Problem surface
preface
At the beginning, I don't want to write this question, because I can't write a linked list (it seems that I haven't written it several times).
Finally, with the encouragement (oppression) of the coach, he made up for his knowledge about the linked list and barely passed the problem.
(after all, the linked list was used in csp D1T3 last year.

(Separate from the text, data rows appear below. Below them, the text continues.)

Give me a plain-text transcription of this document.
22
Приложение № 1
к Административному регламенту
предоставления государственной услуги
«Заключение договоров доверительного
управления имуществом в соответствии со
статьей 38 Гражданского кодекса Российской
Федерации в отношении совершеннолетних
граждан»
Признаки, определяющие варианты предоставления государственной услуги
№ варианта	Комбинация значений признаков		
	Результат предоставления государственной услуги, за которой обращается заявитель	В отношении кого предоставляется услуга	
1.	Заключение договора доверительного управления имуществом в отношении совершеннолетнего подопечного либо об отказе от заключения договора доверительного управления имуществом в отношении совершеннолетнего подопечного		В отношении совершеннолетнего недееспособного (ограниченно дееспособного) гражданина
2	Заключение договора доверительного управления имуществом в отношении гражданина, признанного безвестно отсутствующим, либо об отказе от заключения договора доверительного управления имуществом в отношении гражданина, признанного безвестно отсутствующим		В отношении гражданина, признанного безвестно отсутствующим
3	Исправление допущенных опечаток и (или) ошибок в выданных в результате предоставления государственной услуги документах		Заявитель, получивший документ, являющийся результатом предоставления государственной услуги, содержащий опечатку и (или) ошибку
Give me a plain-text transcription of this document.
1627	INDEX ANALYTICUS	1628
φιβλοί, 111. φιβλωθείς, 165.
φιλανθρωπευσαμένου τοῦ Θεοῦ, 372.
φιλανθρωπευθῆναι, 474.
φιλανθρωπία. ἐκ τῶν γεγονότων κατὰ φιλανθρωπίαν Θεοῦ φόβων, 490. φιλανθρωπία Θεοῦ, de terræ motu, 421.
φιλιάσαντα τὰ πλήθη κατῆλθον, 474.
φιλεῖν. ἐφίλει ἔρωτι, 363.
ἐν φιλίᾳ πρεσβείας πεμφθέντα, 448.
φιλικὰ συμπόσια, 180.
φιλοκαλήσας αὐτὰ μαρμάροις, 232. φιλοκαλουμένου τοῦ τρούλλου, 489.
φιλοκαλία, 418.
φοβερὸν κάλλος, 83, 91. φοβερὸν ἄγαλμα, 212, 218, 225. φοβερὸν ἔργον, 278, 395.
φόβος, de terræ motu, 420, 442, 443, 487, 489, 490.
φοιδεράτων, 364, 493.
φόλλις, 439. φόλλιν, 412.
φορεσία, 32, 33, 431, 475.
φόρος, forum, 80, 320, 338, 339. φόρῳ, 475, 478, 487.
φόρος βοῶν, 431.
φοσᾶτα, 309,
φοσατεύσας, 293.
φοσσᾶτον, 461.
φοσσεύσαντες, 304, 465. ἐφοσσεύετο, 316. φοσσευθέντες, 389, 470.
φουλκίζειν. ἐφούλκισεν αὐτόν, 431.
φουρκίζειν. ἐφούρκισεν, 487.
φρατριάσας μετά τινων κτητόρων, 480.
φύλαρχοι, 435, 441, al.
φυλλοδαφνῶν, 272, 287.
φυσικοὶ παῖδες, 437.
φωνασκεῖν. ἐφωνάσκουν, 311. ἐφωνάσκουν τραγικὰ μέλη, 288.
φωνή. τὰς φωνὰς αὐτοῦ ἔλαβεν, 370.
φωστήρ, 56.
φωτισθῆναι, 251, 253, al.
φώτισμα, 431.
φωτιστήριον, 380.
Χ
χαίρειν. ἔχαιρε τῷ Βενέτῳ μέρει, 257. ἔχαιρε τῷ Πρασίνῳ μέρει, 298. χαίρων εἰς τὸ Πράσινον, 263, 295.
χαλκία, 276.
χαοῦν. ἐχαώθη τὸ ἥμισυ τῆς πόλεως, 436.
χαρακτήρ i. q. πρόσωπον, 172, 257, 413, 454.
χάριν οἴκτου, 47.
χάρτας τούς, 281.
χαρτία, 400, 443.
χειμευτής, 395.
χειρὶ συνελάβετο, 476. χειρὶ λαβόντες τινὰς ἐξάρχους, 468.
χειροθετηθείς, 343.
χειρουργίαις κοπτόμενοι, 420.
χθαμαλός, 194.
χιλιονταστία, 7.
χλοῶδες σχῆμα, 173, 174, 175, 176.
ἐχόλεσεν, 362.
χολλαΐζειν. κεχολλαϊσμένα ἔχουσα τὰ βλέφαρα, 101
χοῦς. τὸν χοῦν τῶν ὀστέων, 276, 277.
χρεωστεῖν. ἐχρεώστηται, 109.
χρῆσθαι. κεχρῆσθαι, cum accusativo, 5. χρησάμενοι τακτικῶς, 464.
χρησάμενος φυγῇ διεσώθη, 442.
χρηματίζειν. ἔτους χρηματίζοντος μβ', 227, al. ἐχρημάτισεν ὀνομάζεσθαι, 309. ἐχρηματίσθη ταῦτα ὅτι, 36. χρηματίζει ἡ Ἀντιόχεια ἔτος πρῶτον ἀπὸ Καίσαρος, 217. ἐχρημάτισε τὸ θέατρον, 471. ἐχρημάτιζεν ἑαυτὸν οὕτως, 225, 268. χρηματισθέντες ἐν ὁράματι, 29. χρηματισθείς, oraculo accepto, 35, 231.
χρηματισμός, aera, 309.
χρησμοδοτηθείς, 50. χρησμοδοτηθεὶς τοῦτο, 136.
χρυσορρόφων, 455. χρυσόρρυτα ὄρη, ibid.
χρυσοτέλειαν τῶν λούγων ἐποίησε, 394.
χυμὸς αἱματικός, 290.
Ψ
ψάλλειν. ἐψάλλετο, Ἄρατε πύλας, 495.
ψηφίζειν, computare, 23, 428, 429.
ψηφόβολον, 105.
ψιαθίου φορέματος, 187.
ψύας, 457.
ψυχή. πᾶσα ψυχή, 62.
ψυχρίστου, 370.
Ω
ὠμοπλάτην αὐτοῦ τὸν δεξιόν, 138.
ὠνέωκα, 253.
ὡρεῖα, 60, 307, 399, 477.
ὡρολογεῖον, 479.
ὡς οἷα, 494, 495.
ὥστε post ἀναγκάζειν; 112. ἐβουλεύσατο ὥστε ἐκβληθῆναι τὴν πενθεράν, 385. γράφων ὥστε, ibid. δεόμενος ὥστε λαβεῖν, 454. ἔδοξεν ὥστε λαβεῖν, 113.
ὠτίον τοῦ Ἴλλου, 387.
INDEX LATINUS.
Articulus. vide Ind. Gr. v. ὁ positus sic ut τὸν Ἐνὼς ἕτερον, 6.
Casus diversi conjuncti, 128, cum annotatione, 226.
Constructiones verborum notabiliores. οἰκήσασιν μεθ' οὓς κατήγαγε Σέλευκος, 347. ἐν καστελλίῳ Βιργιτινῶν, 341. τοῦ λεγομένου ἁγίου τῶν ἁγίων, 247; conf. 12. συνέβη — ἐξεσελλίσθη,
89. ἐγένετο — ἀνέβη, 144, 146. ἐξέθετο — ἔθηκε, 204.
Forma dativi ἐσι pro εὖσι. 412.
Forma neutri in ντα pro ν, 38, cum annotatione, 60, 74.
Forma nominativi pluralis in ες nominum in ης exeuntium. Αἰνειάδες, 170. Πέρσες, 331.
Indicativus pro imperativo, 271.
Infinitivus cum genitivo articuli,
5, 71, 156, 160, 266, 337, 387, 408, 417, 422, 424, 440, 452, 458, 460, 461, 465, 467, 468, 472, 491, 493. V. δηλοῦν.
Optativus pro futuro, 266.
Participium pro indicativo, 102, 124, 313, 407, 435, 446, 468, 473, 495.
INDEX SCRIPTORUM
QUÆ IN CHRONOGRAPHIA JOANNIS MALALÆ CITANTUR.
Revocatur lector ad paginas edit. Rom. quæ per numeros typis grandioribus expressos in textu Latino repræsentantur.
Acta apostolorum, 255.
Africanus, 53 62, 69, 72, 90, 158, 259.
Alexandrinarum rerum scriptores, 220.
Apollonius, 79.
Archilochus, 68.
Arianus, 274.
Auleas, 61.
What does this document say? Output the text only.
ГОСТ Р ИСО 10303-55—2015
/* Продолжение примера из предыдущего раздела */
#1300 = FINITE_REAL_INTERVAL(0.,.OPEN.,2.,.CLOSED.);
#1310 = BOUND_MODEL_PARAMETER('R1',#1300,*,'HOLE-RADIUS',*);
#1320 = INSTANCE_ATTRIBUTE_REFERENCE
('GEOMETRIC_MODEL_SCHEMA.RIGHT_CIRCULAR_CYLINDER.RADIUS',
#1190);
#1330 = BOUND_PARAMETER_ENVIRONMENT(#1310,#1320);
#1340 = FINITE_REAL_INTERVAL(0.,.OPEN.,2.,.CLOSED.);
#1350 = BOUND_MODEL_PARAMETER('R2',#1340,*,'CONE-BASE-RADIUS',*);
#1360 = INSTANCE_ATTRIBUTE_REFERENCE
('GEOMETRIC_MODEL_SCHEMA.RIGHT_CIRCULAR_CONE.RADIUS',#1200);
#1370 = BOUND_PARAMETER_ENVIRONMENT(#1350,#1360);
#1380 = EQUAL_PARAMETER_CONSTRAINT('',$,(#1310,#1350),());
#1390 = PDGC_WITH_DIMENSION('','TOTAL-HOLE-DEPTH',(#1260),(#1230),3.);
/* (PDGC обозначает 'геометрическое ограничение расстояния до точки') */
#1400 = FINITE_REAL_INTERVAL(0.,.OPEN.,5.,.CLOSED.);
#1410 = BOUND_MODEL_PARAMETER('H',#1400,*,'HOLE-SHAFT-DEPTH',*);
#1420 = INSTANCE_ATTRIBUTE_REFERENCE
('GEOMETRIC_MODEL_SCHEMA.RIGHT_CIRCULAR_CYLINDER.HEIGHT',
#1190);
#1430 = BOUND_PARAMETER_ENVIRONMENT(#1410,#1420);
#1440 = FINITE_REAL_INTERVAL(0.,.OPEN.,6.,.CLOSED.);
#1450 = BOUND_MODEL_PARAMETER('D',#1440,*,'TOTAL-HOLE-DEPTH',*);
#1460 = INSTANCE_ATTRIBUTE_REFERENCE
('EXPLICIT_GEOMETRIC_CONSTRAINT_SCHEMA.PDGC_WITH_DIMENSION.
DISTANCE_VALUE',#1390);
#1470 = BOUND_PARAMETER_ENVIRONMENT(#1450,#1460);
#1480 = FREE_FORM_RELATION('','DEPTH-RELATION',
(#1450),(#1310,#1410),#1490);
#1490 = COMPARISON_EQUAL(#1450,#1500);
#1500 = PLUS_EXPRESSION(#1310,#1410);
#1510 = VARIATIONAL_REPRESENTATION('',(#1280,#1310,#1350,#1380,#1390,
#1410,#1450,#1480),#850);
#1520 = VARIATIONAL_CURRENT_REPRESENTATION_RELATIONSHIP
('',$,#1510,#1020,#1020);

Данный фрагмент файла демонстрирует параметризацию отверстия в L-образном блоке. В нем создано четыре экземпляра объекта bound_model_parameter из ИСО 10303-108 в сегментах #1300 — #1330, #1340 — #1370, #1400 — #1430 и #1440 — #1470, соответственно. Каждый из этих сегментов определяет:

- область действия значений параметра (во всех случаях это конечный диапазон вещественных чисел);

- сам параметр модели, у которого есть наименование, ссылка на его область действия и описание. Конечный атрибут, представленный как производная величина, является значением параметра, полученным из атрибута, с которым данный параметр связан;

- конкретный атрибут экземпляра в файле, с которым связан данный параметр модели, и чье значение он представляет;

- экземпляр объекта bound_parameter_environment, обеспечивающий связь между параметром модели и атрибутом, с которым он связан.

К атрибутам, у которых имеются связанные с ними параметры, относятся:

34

You have to learn it anyway)
Problem solution
We may think of dp at the beginning, but the scope of this question \ (n \) obviously does not allow dp to pass (but some big guys beat it with two points of WQS and dp by%%%)
In fact, this is a wonderful greed.
Our normal greedy strategy is to choose the big one first.
But you will find that this strategy will be lost by Hack, and you can't even pass the example.
Since the normal greedy thinking is not good, let's have a greedy with repentance.
Because we have chosen a number, those adjacent to it will not be selected.
That is, when we choose a number, if and only if the sum of the left and right numbers is less than this number.
Then we can choose this number and set the value of this number as the difference between the sum of the left and right trees and this number.
If this difference is selected again, it means that we have to choose the number on the left and right sides of it and discard the number in the middle.
Therefore, we need to build a data structure to support the deletion of the left and right sides. The linked list is fully qualified for this job.
As I'm a beginner of linked list, I draw the wrong picture. Please forgive me, QAQ
We maintain a left and right pointer for each block to represent the numbers on its left and right sides.
Suppose we want to delete the elements on the left and right of number five.
We need to point the element to which the left pointer refers, that is, the right pointer of element 3 to element 5.
We then point the right pointer of his right pointer to the element, that is, the left pointer of element 7 to element 5.
Then the left pointer of element 5 points to three and the right pointer points to seven.
We have realized the deletion of the linked list.
The code is as follows:
int x = L[L[t]], y = R[R[t]];// x represents the element indicated by the left pointer of his left pointer, and y represents the element indicated by the right pointer of his right pointer R[x] = t; L[t] = x;//Point the left pointer of point t to X and the right pointer of point x to t L[y] = t; R[t] = y;//Point the left pointer of point t to y, and point the left pointer of point y to t
We can use linked lists and heaps to maintain this process.
The code is as follows:
#include<iostream>
#include<cstdio>
#include<algorithm>
#include<queue>
using namespace std;
int n,m,step,ans,a[200010],used[200010],L[200010],R[200010];
inline int read()
{
int s = 0,w = 1; char ch = getchar();
while(ch < '0' || ch > '9'){if(ch == '-') w = -1; ch = getchar();}
while(ch >= '0' && ch <= '9'){s = s * 10 + ch - '0'; ch = getchar();}
return s * w;
}
priority_queue<pair<int,int>,vector<pair<int,int> > >q;
int main()
{
n = read(); m = read();
if(m * 2 > n)//No solution
{
puts("Error!");
return 0;
}
for(int i = 1; i <= n; i++)
{
a[i] = read();
L[i] = i - 1;
R[i] = i + 1;
q.push(make_pair(a[i],i));//At first, put all the points into the big root pile
}
R[n] = 1; L[1] = n;
for(int i = 1; i <= m; i++)
{
int t = q.top().second; q.pop();
while(used[t])//If this number is deleted, you need to take a number out of the heap again
{
t = q.top().second;
q.pop();
}
ans += a[t];//Plus his contribution
a[t] = a[L[t]] + a[R[t]] - a[t];//Reset his weight
used[L[t]] = 1; used[R[t]] = 1; //Mark his left and right sides as deleted
int x = L[L[t]], y = R[R[t]];//Linked list deletion
R[x] = t; L[t] = x;
L[y] = t; R[t] = y;
q.push(make_pair(a[t],t));
// R[L[t]] = t; L[R[t]] = t;
}
printf("%d\n",ans);
return 0;
}
In fact, the linked list can be used. At that time, draw a picture on the examination room and it will come out.